I'd recommend against
starting with "Against Method".
Instead, go directly for the 'sequel' both to Feyerabend's "Against Method" and to two paper/essay collections (both published in 1976, two years after his death) that essentially originated from Lakatos, although they contain numerous contributions, among others by Feyerabend, "Method and Appraisal in the Physical Sciences: The Critical Background to Modern Science 1800–1905" (edited Colin Howson) and "Method and Appraisal in Economics" (edited by Spiro J. Latsis), namely, "For and Against Method: Including Lakatos's Lectures on Scientific Method and the Lakatos-Feyerabend Correspondence" 'by' both Imre Lakatos AND Paul Feyerabend, which Matteo Motterlini painstakingly assembled from the drafts for the book (which Lakatos and Feyerabend both wanted to produce, but which never produced a finished result in their lifetimes, primarily due to Lakatos' unexpected death in 1974.)

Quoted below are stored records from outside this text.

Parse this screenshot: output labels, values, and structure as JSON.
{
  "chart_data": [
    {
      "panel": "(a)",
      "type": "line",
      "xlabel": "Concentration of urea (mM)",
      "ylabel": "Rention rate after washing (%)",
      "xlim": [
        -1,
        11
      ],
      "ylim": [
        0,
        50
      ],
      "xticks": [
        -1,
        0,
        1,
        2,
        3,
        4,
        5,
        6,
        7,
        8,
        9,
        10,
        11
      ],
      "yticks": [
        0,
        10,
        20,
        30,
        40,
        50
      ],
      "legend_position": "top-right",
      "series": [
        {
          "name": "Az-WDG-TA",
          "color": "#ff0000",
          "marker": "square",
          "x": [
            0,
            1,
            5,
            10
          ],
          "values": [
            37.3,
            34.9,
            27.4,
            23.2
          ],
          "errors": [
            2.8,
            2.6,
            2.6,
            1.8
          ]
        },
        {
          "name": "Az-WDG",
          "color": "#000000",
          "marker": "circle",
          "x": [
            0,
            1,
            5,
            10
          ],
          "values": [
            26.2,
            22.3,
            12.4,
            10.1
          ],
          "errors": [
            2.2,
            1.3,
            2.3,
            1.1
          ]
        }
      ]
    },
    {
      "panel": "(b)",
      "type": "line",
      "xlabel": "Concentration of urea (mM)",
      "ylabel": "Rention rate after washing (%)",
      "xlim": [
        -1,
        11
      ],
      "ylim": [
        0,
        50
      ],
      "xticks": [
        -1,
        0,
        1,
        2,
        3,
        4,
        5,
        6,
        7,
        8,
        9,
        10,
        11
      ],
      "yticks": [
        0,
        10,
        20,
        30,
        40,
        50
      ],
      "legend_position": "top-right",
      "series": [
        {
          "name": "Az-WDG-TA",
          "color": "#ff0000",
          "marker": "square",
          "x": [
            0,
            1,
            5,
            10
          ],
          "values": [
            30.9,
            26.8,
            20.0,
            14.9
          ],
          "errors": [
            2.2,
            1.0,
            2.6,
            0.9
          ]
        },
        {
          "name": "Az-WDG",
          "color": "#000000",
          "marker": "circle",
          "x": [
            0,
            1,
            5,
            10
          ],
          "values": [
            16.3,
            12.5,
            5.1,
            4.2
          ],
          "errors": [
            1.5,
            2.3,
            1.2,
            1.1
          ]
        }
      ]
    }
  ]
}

I say this because of what I personally like to think of as 'paraduality' in science which both Lakatos and Feyerabend discuss & address, but from 'opposite' ends. I put "opposite" in single quotes here because I find too difficult to phrase the point I wish to make, so I can only allude to it:
Reading Feyerabend without reading Lakatos carries with it the same (and not just similar or the opposite) problems as reading Lakatos without Feyerabend does - and vice versa.
The same applies to science itself, which kind of sums up the problem both of them approached, from 'different' sides.
I thus find it rather helpful to read the entire matter chronologically 'backwards', starting with 'For and Against Method' and then going back from there.